Irgendwie ist ihnen der Name „Opel“ immer noch nicht ganz geheuer, dann gäbe es ein Pendant zum Opel Insignia in Form des vielversprechenden Chevrolet Malibu.
Zwar wurde der Malibu schon 2011 auf der IAA vorgestellt, aber ist 2015 eines der bestverkauftesten Fahrzeuge der USA und somit einen Zwischenbericht wert. Was kann dieses Auto, worin unterscheidet es sich zum deutschen Gegenstück und weshalb verkauft es sich aktuell so gut?
Die beiden oben genannten PKWs haben nicht nur die selbe Plattform, sondern liegen optisch ebenfalls sehr nah beieinander. Der Malibu hat nicht nur den sonnigeren Namen, er hat auch gegenüber seines Vorgängermodels grob 136kg abgespeckt – Top Bikinifigur. 
Mit 213km/h kein Rennwagen und mit 9L auf 100km doch irgendwie ein hungriger Amy. Sehr geräumig und ein großer Kofferraum bieten viel Platz und macht einem Langstreckenfahrzeug alle Ehre. Seit Herbst 2012 gibt es auch einen Diesel mit sage und schreibe 261PS.

Mit knapp 29.000€ Startkapital wäre ein Malibu in der Basisversion schon zu erwerben, denn im Innenraum ist zu erkennen das mit billigem Plastik und Holzimitaten gearbeitet wurde. Selbst in der höheren Ausstattungslinie „Premier“ wirkt das Interieur nicht hochwertiger.

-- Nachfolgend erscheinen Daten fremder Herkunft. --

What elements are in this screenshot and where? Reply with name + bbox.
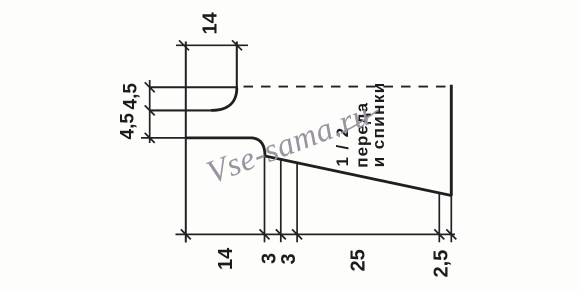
bottom dimension line [176, 233, 456, 235]
svg-text:2,5: 2,5 [431, 250, 453, 278]
svg-text:4,5: 4,5 [118, 113, 139, 140]
tick bottom 2 [260, 229, 270, 239]
top dimension line (14) [176, 44, 248, 46]
svg-text:14: 14 [215, 247, 237, 270]
extension line x=451.3 (below slant) [450, 196, 452, 242]
garment bottom edge with rounded corner and slant [186, 138, 452, 196]
svg-text:14: 14 [200, 11, 222, 34]
extension line x=264.5 [264, 155, 266, 242]
tick bottom 4 [292, 229, 302, 239]
watermark swash flourish [341, 110, 378, 133]
horizontal line y=87 (neck top level) [150, 86, 238, 88]
extension line x=297.1 [296, 162, 298, 242]
svg-text:4,5: 4,5 [121, 83, 142, 110]
tick top-right [232, 40, 242, 50]
extension line x=280.8 [280, 159, 282, 243]
dashed fold line [244, 86, 447, 88]
tick bottom 6 [446, 229, 456, 239]
tick left-bottom [145, 133, 155, 143]
svg-text:3: 3 [278, 253, 300, 264]
tick left-middle [145, 105, 155, 115]
tick left-top [145, 82, 155, 92]
tick bottom 5 [434, 229, 444, 239]
tick bottom 1 [181, 229, 191, 239]
svg-text:25: 25 [348, 249, 370, 271]
left dimension line (vertical, 4,5/4,5) [149, 80, 151, 143]
tick top-left [179, 40, 189, 50]
left extension/garment vertical line [185, 42, 187, 243]
right garment edge [450, 85, 453, 196]
extension line x=439.3 [438, 193, 440, 243]
right vertical of top 14 [236, 42, 238, 91]
extension line y=138 (left of garment) [141, 137, 186, 139]
tick bottom 3 [276, 229, 286, 239]
horizontal line y=110 (shoulder) [150, 109, 212, 111]
neckline curve [211, 88, 237, 110]
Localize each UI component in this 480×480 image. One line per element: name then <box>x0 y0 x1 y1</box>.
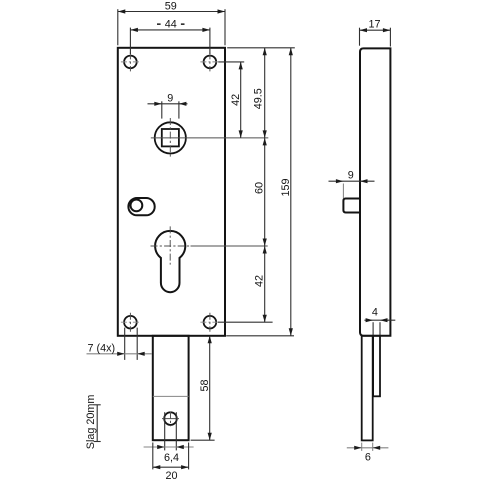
svg-text:7 (4x): 7 (4x) <box>88 343 116 355</box>
svg-text:49.5: 49.5 <box>253 88 265 109</box>
dimension 44 hole spacing <box>130 18 210 54</box>
mounting hole bottom-left <box>121 313 140 332</box>
svg-text:4: 4 <box>372 307 378 319</box>
spindle hole circle <box>155 122 186 153</box>
side view follower protrusion <box>343 199 360 213</box>
mounting hole top-right <box>200 52 219 71</box>
dimension 59 top width <box>118 0 225 45</box>
svg-text:9: 9 <box>348 169 354 181</box>
mounting hole bottom-right <box>200 313 219 332</box>
extension line bottom hole center <box>218 321 273 323</box>
dimension 58 bolt length <box>191 336 215 440</box>
svg-text:42: 42 <box>230 94 242 106</box>
dimension 20 bolt width <box>153 443 189 480</box>
svg-text:6,4: 6,4 <box>164 452 179 464</box>
side view guide strip <box>373 336 380 397</box>
extension line top hole center <box>218 61 244 63</box>
dimension 49.5 <box>253 48 267 138</box>
svg-text:9: 9 <box>167 92 173 104</box>
svg-text:44: 44 <box>165 18 177 30</box>
dimension 4 guide strip <box>364 307 395 336</box>
lock case plate outline <box>118 48 225 336</box>
svg-text:17: 17 <box>368 18 380 30</box>
extension line plate top right <box>227 47 295 49</box>
dimension 159 overall <box>280 48 293 336</box>
dimension 42 upper <box>230 62 243 138</box>
side view case body <box>360 48 390 335</box>
dimension 17 side width <box>360 18 391 46</box>
extension line plate bottom right <box>226 335 294 337</box>
svg-text:6: 6 <box>365 452 371 464</box>
dimension 60 <box>254 138 267 246</box>
svg-text:58: 58 <box>199 379 211 391</box>
bolt front view <box>153 336 189 440</box>
svg-text:Slag 20mm: Slag 20mm <box>85 395 97 450</box>
euro profile cylinder hole <box>155 231 185 292</box>
bolt guide line <box>153 395 189 397</box>
svg-text:42: 42 <box>254 275 266 287</box>
dimension 7 (4x) hole diameter <box>87 328 152 360</box>
svg-text:20: 20 <box>165 470 177 480</box>
svg-text:60: 60 <box>254 182 266 194</box>
dimension 6,4 bolt hole <box>144 412 194 464</box>
mounting hole top-left <box>121 52 140 71</box>
dimension 9 spindle square <box>148 92 188 118</box>
spindle square 9mm <box>162 129 179 146</box>
spindle centerlines <box>151 118 268 159</box>
dimension 9 follower protrusion <box>329 169 375 198</box>
latch roller oval <box>128 198 154 215</box>
dimension 6 bolt thickness <box>347 443 389 464</box>
bolt hole 6.4mm <box>162 412 179 427</box>
side view bolt strip <box>362 336 373 441</box>
svg-text:159: 159 <box>280 178 292 196</box>
svg-text:59: 59 <box>165 0 177 12</box>
stroke indicator Slag 20mm <box>85 395 101 450</box>
euro cylinder centerlines <box>151 226 268 264</box>
dimension 42 lower <box>254 246 267 322</box>
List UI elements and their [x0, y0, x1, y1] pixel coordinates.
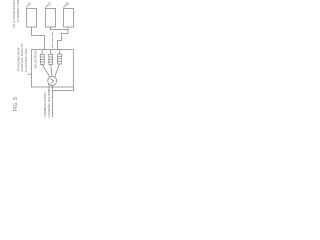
big box switching network N1	[32, 50, 74, 88]
svg-text:FIG. 5: FIG. 5	[13, 97, 19, 111]
node label TO/FROM CHANNEL UNITS (rotated, top-left)	[12, 0, 20, 28]
contact bank B1	[40, 50, 44, 64]
box U2 channel unit 2	[46, 9, 56, 28]
wiper line from B1	[42, 65, 50, 78]
node label COMMON CONTROL (rotated, left of N1)	[17, 43, 28, 72]
branch wire to N1 corner	[53, 87, 74, 91]
svg-text:SELECTORS: SELECTORS	[33, 50, 37, 69]
label SELECTOR inside N1 (rotated)	[33, 50, 37, 69]
wire from U1 to network	[32, 27, 45, 50]
leader line U1	[26, 5, 28, 8]
contact bank B3	[57, 50, 61, 64]
node label COMMON TRANSMITTING MEDIUM (rotated, bottom)	[43, 83, 51, 117]
leader line U3	[64, 5, 67, 8]
wire from U2	[51, 27, 69, 30]
wire from U3 staircase	[58, 27, 69, 50]
box U3 channel unit 3	[64, 9, 74, 28]
wiper line from B3	[55, 64, 60, 77]
dashed linkage line	[52, 32, 54, 50]
figure label FIG. 5 (rotated)	[13, 97, 19, 111]
svg-text:CHANNEL EQUIPMENT: CHANNEL EQUIPMENT	[47, 83, 51, 117]
leader line U2	[46, 5, 49, 8]
contact bank B2	[49, 50, 53, 64]
wiper line from B2	[51, 65, 52, 77]
leader to N1	[28, 73, 32, 75]
output wire down from S1	[52, 85, 54, 117]
wiper arrow inside S1	[51, 79, 54, 83]
svg-text:ALLOTTER UNIT: ALLOTTER UNIT	[24, 48, 28, 72]
label 14 for U2	[47, 2, 51, 6]
label 12 for U1	[28, 2, 32, 6]
svg-text:CHANNEL UNITS: CHANNEL UNITS	[16, 0, 20, 22]
label 16 for U3	[65, 2, 69, 6]
selector wiper circle S1	[48, 76, 57, 85]
box U1 channel unit 1	[27, 9, 37, 28]
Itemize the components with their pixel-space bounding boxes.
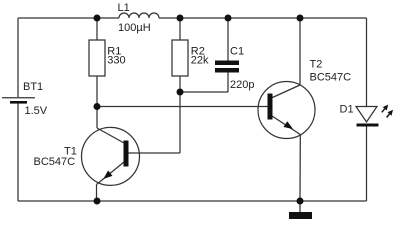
svg-text:BT1: BT1 — [23, 81, 43, 93]
svg-text:BC547C: BC547C — [34, 156, 76, 168]
svg-text:C1: C1 — [230, 46, 244, 58]
svg-text:22k: 22k — [191, 55, 209, 67]
svg-text:D1: D1 — [340, 103, 354, 115]
svg-text:100µH: 100µH — [118, 22, 151, 34]
svg-text:L1: L1 — [118, 2, 130, 14]
svg-text:BC547C: BC547C — [310, 71, 352, 83]
svg-text:T2: T2 — [310, 58, 323, 70]
svg-text:330: 330 — [107, 55, 125, 67]
svg-text:220p: 220p — [230, 79, 254, 91]
svg-text:1.5V: 1.5V — [25, 105, 48, 117]
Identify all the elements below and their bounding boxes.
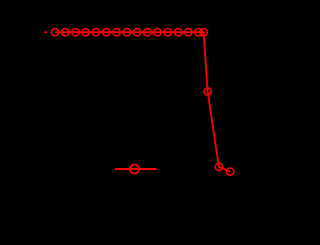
node marker 7 <box>113 29 120 36</box>
node marker 11 <box>154 29 161 36</box>
node marker 5 <box>92 29 99 36</box>
wire left stub <box>44 31 47 33</box>
node marker 3 <box>72 29 79 36</box>
node marker 17 <box>204 88 211 95</box>
wire legend sample line <box>115 168 157 170</box>
wire data line <box>55 32 230 171</box>
node marker 9 <box>133 29 140 36</box>
node marker 1 <box>51 29 58 36</box>
node marker 14 <box>185 29 192 36</box>
node marker 16 <box>200 29 207 36</box>
node marker 12 <box>164 29 171 36</box>
node marker 2 <box>62 29 69 36</box>
node legend marker <box>130 165 139 174</box>
node marker 13 <box>174 29 181 36</box>
node marker 8 <box>123 29 130 36</box>
node marker 15 <box>195 29 202 36</box>
node marker 18 <box>215 163 222 170</box>
node marker 10 <box>144 29 151 36</box>
node marker 4 <box>82 29 89 36</box>
node marker 6 <box>103 29 110 36</box>
node marker 19 <box>227 168 234 175</box>
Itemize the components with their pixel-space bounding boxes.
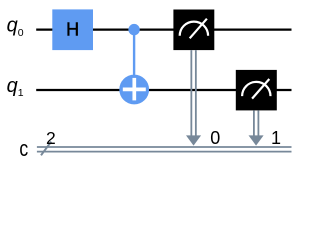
svg-text:1: 1 [271, 128, 281, 148]
svg-text:q1: q1 [7, 75, 24, 99]
qubit wire q1 [36, 89, 291, 91]
CNOT target on q1 [119, 75, 149, 105]
svg-text:0: 0 [210, 128, 220, 148]
measure M1 symbol [242, 79, 270, 99]
measure M1 box [236, 70, 277, 111]
measure M0 box [173, 10, 214, 51]
classical register size slash [41, 142, 51, 156]
svg-text:2: 2 [46, 128, 56, 148]
CNOT vertical line [133, 30, 135, 90]
measure M0 arrow to c [186, 50, 201, 146]
CNOT control dot on q0 [128, 24, 139, 35]
svg-text:H: H [66, 20, 79, 40]
measure M1 arrow to c [249, 110, 264, 145]
measure M0 symbol [180, 19, 208, 39]
svg-text:c: c [19, 137, 28, 161]
classical wire c (double line) [37, 147, 292, 152]
gate H (hadamard) on q0 [52, 9, 93, 50]
svg-text:q0: q0 [7, 15, 24, 39]
qubit wire q0 [36, 29, 291, 31]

Mit W-LAN Hotspot, mit kabelloser Handyladevorrichtung in der Mittelkonsole und einem vernetzten Mediasystem lässt man es sich gut gehen.
Mit dem TeenDrive kann man auch seine Kinder fahren lassen, denn das Fahrverhalten, als auch die Nutzung von Handy und anderen Ablenkungen werden aufgezeichnet und den Eltern mit geteilt.

Der neue Chevrolet Malibu ist seit Ende 2015 auf dem Markt und bereits jetzt ein Verkaufsschlager.